When you enter the auditorium for a "Romance in the Air" concert, the stage is set with several café chairs and tables with wine glasses on them. The director and members of the NCMC Chamber Choir casually roam around the stage and the theater, greeting the audience while the NCMC "L-Jazz" Trio – Lohr, Link, and Lacy – play standard smooth jazz favorites for about a half-hour before the concert proper begins. It's a nice touch, and it is a mistake not to get to this concert early!
Words were printed in the program for a casual and fun sing-along portion in which the chorus helped the non-singers find the tunes of familiar songs like "Somewhere, My Love," "Getting to Know You," and "On the Street Where You Live."

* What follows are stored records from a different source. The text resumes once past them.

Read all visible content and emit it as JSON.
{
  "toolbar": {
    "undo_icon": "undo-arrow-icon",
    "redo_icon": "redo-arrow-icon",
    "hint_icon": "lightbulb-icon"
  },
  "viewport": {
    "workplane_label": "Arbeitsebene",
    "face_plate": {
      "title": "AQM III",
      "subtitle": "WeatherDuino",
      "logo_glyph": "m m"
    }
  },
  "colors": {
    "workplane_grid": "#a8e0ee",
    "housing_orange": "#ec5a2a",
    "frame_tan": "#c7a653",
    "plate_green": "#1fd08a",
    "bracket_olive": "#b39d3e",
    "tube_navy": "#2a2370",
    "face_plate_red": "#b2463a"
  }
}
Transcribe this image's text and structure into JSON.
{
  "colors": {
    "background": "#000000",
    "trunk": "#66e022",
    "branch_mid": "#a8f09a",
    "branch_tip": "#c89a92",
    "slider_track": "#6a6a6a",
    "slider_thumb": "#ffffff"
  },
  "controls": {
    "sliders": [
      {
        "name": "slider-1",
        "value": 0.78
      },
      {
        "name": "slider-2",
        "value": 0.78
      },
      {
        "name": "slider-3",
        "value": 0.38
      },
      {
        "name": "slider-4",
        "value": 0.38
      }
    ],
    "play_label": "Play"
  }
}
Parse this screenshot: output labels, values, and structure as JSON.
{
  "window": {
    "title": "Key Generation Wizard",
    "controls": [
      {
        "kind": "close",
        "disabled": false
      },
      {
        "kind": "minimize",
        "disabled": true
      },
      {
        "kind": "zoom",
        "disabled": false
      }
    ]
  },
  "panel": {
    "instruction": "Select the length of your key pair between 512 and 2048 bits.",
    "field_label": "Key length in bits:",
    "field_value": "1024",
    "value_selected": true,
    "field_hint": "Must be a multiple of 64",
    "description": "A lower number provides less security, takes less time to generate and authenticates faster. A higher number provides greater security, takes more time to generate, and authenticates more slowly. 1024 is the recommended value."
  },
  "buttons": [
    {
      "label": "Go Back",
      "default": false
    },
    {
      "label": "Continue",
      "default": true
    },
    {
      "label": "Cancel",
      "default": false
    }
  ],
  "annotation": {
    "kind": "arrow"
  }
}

The second half of the program was a little bit Broadway, a little bit Vaudeville, and a whole lot of fun, too. This very talented and stylish group always puts together some classy and entertaining stuff, casually presented, with some drum-shot lines mingled in here and there. "I Can't Give You Anything but Love" kicked things off, followed by "Tangerine," with a sultry solo by Carol Ingbretsen. Several members of the group displayed their solo song-styling capabilities. Director Al Sturgis himself kicked things off, with knock-out accompaniment by up-and-coming guitarist Alec Sturgis, his 12-year old son. Al Sturgis is at home on the stage before an audience like he is before the choristers, and his rendition of "What Is this Thing Called Love?" was nightclub first class. Erin O'Hara's performance of "Nelson," from Jerry Herman's revue Jerry's Girls, was a hoot. It is a song "sung by" Jeanette McDonald about what it was like to sing with Nelson Eddy. A couple in therapy go through all of the cliché-laden complaints women have about men – and vice versa – in the hilarious song "Therapy," sung on this occasion by Wanda Ramm and Jim Smith.
The choir did another set including "Every Time We Say Goodbye," "Honeysuckle Rose," and the "anthem" of the "Romance in the Air" program, Rodgers and Hart's "My Funny Valentine," a personal favorite since my spouse and I had our first date on Valentines Day in 1958!
Carol Ingbretsen returned in her Valentine-red dress to complain about "That Old Devil Moon," but no one in the audience was complaining! Steve Anderson looks more like a truck driver or a lineman for the Packers than a singer, but when he focuses his dulcet tones you think of Dick Haymes, Mel Torme, or one of the other crooners who could make a song a special event. He sang "The Shadow of Your Smile" as an intimate reflection on something really special. In an exchange with Sturgis after the song, he said he figured he owed the writers of the song (Johnny Mandel and Paul F. Webster) a debt, since his father sang that song to his mother before he was born. Jennifer Seiger and David Mellnik brought us a winsome performance of "They Say That Falling in Love Is Wonderful" from Annie Get Your Gun.
The program concluded with a funky rendition of "Fever" and a lush performance of Irving Berlin's optimistic "Blue Skies." What could be better than this, with my funny Valentine beside me and blue skies smiling at me? It was a charming evening.